DEM Parti Eş Genel Başkanı , partisinin TBMM Grup Toplantısı'nda gündeme ilişkin önemli açıklamalar yaptı.
Bolu Kartalkaya'da Grand Kartal Otel'de 78 yurttaşın yaşamını yitirdiği yangın faciasına değinen Hatimoğulları, "Bu felaketlerin sebebi 'biz devleti şirket gibi yöneteceğiz' diyerek yurttaşı müşteri olarak gören, canını değersiz bir eşyaymış gibi gören iktidarın ta kendisidir" dedi.
Kültür ve Turizm Bakanı Mehmet Nuri Ersoy'a istifa çağrısı yapan Hatimoğulları, "Başta Kültür ve Turizm Bakanı olmak üzere bu felakette sorumluluğu olan bütün yetkililer derhal ama derhal istifa etmelidir." ifadesini kullandı.
İstanbul Büyükşehir Belediye (İBB) Başkanı Ekrem İmamoğlu'na yönelik başlatılan soruşturmaya tepki gösteren Hatimoğulları, "Kimse karnından konuşmasın. Olası rakiplerini yargı yoluyla yarışın dışına itmeye çalışmak hukuksuzluktur, antidemokratikdir. İktidara soruyorum; yakında insanlar konuşmaya başlamadan, daha düşünürken mi soruşturma açacaksınız? Zira size göre düşünen ve konuşan her insan tehlikelidir" dedi.
ÖCALAN'IN MESAJLARINI AÇIKLADI
DEM Parti heyeti ile terör örgütü lideri Abdullah Öcalan'ın ikinci İmralı görüşmesinden bahseden Hatimoğulları, "Hepimizin merakla beklediği ikinci İmralı görüşmesi gerçekleşti. İmralı görüşmesinde neler konuşuldu, İmralı görüşmesinden çıkan yol haritası elbette ki Türklerin, Kürtlerin ve bütün halkların merakla beklediği bir konudur. Sayın Öcalan'ın yurttalarımıza gönderdiği selamı sizlerle paylaşmak istiyorum" ifadelerini kullandı.
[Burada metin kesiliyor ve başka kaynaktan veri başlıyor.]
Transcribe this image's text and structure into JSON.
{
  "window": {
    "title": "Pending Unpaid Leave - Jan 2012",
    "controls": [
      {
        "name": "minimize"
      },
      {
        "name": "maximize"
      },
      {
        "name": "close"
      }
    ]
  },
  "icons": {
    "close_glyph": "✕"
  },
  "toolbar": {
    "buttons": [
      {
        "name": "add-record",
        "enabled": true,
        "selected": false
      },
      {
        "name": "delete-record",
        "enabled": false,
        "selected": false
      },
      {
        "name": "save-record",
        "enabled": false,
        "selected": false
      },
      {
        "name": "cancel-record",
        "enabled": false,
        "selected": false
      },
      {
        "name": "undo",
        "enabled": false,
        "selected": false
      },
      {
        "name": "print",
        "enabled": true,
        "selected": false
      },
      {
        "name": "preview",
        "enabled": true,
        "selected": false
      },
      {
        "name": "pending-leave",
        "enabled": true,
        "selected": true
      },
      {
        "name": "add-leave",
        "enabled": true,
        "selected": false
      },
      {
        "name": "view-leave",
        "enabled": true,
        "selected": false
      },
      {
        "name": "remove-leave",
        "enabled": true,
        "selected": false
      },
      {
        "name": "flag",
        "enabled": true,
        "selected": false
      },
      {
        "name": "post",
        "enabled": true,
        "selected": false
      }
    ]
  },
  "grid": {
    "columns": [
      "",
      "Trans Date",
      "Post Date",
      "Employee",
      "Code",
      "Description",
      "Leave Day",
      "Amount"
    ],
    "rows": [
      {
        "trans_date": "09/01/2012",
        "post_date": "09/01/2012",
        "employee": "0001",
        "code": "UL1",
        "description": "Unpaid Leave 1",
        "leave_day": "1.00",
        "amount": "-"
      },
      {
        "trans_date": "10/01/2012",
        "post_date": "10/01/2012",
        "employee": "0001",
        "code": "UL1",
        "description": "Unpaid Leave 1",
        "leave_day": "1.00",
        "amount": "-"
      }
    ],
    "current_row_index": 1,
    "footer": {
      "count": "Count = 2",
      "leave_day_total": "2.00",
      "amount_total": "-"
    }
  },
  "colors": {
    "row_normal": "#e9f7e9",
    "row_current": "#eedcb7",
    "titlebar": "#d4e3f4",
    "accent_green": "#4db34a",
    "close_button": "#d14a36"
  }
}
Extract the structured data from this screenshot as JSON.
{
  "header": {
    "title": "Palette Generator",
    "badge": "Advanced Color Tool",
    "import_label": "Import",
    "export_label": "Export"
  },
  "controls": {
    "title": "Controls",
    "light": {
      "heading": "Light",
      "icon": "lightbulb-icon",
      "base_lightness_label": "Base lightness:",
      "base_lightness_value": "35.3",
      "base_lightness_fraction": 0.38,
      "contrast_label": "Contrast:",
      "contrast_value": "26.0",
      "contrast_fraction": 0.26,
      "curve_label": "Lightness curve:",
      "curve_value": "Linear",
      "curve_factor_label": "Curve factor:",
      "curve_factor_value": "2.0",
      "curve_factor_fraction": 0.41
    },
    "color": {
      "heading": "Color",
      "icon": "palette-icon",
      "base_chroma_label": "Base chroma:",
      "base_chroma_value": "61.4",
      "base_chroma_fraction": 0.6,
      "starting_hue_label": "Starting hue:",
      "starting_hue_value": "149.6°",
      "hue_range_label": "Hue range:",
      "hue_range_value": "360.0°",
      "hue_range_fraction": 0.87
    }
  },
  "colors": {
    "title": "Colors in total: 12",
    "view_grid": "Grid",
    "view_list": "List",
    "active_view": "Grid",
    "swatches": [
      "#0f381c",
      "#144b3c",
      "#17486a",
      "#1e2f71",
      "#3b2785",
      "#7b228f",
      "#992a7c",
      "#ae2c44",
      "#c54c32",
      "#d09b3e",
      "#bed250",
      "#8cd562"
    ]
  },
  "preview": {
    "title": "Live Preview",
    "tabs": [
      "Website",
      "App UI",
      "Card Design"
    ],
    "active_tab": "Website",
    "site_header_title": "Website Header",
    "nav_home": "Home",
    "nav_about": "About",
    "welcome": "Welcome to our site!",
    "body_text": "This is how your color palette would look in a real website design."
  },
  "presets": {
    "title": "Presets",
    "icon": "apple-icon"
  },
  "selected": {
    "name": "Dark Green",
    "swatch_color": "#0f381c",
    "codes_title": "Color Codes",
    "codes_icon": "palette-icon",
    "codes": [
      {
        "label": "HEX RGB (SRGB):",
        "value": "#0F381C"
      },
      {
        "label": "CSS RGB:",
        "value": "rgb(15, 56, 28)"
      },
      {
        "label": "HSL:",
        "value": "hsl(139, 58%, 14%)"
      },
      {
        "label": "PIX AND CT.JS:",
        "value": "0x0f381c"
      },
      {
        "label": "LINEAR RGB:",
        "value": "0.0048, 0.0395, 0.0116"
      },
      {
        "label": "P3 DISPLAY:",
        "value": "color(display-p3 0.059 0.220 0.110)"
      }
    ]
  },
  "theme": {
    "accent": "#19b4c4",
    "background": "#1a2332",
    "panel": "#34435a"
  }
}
Tülay Hatimoğulları ayrıca ikinci İmralı görüşmesinde Öcalan'ın mesajlarını şu ifadelerle aktardı:
"Öcalan görüşmede şunları ifade etmiş: Çalışmalarıma devam ediyorum demiş. Kamuoyunun merakla beklediği görüşmeye ilişkin 'Türkiye toplumunu ilgilendiren bazı önemli hususları da şu şekilde sizlerle paylaşmak isterim:
Küresel ve bölgesel ve ulusal krizlerin üst üste bindiği tarihsel bir dönemden geçtiğimizi değerlendirmiştir. Bu üst üste binmiş kriz döneminde Kürt sorununun çözümü ve Türkiye'nin demokratikleşmesi ile ilgili oyalama, zaman kazanma, bekle-gör politikalarına tevessül etmek Türkiye halklarına yapılacak en büyük kötülük olur demiş.
Bu kapsamda, meseleyi şiddet ve çatışma zemininden demokratik hukuk ve demokratik siyaset zeminine çekmeyi hedeflediğini bir kez daha bu görüşmede de ısrarla vurgulamıştır. 22 Ocak tarihindeki görüşmede mevcut sorunların ancak demokratik hukuk yoluyla kökten çözümünün önemle vurgulamış.
Sürekli beka kaygısı üreterek işçi ve emekçinin alın terini güvenlik politikalarına harcandığı, yoksulluğun derinleştiği, hukuksuzlukların sıradanlaştığı, sömürünün yaygınlaştığı, kadın ve çocuk düşmanlığının arttığı bu kısır döngüden çıkmanın yol haritasını sunmaya hazır olduğunu ifade etmiş.
Türkiye'nin bütün prangalardan kurtulmasının zeminini oluşturmaya hazır olduğunu güçlü bir şekilde dile getirmiştir.
Ayrıca son görüşmede heyetimize Bahçeli'nin yaklaşımının devlet aklıyla buluşması halinde barışa hizmet edecek tarihsel bir çıkışa vesile olacağını belirtmiştir.